Auntie

First, I am not a parent, I am an aunt of a 17 year old girl who died by suicide. My niece was as close to a daughter as I will ever get. She lived with me for 2 years during high school and in those 2 years, we created a lifetime of memories that I cherish to this day. 

Healing to the MAX was a group I sought out only 3 weeks after losing my niece. Living in the south away from my family in the North, I did not know what else to do. Jill was very welcoming and supportive right from the start, even when I explained that I was not a parent, she welcomed me with no hesitation. Jill knew I needed help.

This was the first time in my life that I experienced suicide and it came as a complete and total shock to my life. The loss of “my girl” devastated me and it felt so different from other losses in my life. It affected whether I slept or not, what my day was going to look like, whether I got out of bed, ate or not eat, whether I went to work or not – It affected me in every possible way! It even affected my memory! I had memory loss from those days. I started to remember things during my therapy and I am glad that I did. I did not realize grief could hit anyone so hard that you would lose your memory.

Healing to The Max was just what I needed, and I am so glad I reached out. I knew that eventually I would have to discuss the tragic loss of my loved one and be invited to share my experience of loss. I understood that within this support group I would be asked to reflect upon, share and participate in activities to aid in my healing journey and one of those journeys was to show them who my wonderful and amazing niece was before she died. This was healing. As hard as this was, this really helped. 

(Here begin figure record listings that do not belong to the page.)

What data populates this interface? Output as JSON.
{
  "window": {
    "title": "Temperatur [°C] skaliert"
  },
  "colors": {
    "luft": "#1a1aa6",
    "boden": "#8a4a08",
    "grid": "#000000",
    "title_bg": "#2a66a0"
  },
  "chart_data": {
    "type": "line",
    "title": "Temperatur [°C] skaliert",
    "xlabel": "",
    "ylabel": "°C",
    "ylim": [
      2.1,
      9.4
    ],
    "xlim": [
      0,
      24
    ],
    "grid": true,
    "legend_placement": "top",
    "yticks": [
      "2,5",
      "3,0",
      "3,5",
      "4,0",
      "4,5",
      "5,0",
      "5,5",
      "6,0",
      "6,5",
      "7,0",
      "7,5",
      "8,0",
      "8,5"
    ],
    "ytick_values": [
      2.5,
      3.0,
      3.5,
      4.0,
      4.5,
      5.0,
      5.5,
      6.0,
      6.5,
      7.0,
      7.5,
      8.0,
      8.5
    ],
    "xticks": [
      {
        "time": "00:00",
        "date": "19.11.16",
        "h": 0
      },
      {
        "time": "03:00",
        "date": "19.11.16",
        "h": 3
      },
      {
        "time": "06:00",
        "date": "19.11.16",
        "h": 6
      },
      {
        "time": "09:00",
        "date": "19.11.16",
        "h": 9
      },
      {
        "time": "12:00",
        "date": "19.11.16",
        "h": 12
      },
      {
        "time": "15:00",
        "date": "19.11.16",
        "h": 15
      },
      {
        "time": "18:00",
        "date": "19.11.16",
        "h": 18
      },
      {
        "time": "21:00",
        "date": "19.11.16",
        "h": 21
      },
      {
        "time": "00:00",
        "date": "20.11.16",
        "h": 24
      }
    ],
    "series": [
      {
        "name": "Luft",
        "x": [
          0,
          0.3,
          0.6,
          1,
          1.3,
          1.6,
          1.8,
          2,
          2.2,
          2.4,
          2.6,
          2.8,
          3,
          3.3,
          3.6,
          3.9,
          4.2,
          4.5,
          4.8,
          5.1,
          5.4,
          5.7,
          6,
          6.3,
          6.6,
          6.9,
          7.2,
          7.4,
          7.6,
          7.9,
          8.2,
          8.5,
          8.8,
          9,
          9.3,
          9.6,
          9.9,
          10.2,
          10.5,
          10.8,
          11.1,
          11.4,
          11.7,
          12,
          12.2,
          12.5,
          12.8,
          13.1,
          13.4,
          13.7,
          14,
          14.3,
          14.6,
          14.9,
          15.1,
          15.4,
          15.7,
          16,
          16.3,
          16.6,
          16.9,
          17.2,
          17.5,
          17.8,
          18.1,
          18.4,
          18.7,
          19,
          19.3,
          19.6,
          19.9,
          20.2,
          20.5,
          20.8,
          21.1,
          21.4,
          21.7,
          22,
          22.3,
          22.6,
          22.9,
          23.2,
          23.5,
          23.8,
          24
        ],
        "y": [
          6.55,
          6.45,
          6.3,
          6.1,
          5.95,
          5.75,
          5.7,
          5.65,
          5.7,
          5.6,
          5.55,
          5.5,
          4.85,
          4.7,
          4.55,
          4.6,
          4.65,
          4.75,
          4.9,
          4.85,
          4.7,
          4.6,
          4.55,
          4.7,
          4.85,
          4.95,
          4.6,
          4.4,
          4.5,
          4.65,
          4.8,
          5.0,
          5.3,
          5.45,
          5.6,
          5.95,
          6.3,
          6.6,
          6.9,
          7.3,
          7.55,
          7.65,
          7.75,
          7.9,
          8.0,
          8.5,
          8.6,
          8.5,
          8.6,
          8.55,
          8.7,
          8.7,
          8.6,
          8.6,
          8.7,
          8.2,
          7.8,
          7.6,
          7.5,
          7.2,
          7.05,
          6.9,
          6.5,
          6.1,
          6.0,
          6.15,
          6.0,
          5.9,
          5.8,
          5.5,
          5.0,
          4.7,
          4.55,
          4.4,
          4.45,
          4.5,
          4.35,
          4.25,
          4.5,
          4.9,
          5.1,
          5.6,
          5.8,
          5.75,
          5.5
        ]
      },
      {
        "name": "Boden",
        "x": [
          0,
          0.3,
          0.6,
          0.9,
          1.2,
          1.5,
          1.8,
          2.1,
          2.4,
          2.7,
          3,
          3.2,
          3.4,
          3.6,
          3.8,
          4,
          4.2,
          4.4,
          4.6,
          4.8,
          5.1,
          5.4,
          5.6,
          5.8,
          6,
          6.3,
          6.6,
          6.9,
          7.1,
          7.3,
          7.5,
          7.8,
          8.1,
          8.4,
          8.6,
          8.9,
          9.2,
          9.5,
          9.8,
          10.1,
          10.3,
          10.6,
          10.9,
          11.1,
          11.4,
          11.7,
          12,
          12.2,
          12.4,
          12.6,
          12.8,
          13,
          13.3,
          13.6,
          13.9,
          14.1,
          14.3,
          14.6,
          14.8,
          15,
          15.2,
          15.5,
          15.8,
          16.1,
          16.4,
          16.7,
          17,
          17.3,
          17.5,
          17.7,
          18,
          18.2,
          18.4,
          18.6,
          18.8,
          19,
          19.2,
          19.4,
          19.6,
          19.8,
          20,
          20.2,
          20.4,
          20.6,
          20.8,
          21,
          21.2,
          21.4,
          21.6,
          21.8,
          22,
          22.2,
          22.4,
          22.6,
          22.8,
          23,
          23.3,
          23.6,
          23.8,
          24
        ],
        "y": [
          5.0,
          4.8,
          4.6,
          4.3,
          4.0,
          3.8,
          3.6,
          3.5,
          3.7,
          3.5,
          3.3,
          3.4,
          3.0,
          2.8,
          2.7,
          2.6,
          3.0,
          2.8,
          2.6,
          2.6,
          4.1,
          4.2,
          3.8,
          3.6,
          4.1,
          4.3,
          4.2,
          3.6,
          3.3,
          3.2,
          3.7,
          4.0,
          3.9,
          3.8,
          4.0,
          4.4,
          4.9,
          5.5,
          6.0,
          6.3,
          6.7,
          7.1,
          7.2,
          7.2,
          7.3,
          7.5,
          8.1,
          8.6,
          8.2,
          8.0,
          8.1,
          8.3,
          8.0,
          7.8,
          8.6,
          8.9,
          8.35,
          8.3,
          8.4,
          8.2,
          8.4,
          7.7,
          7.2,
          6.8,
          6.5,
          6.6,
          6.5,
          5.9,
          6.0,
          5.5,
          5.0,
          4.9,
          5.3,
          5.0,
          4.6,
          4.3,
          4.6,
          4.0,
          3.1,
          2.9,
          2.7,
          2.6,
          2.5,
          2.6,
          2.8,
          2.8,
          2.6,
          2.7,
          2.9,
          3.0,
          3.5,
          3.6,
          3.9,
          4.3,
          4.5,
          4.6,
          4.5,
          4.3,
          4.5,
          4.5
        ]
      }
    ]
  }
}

I understood that what I shared in the group was held in strict confidence and that I too will protect the confidentiality of others in the group. This was a safe space! This was a place of comfort! There was no criticism or judgment here! 

Throughout the duration of this group, I was able to reach out to Jill and others like Anjeanette and Lauren, as well as my fellow support group members. I had a few triggers over the last few months. I went to the support group, and as always, they were able to calm me down and say all the right words. We all remain friends to this day and I feel so fortunate for that. 

If you have an opportunity to join Healing to The Max, I highly recommend it. I have made lifelong friends of people who know my loss, my pain and the healing it takes to be in a better place and, most importantly, that we do not forget our loved ones.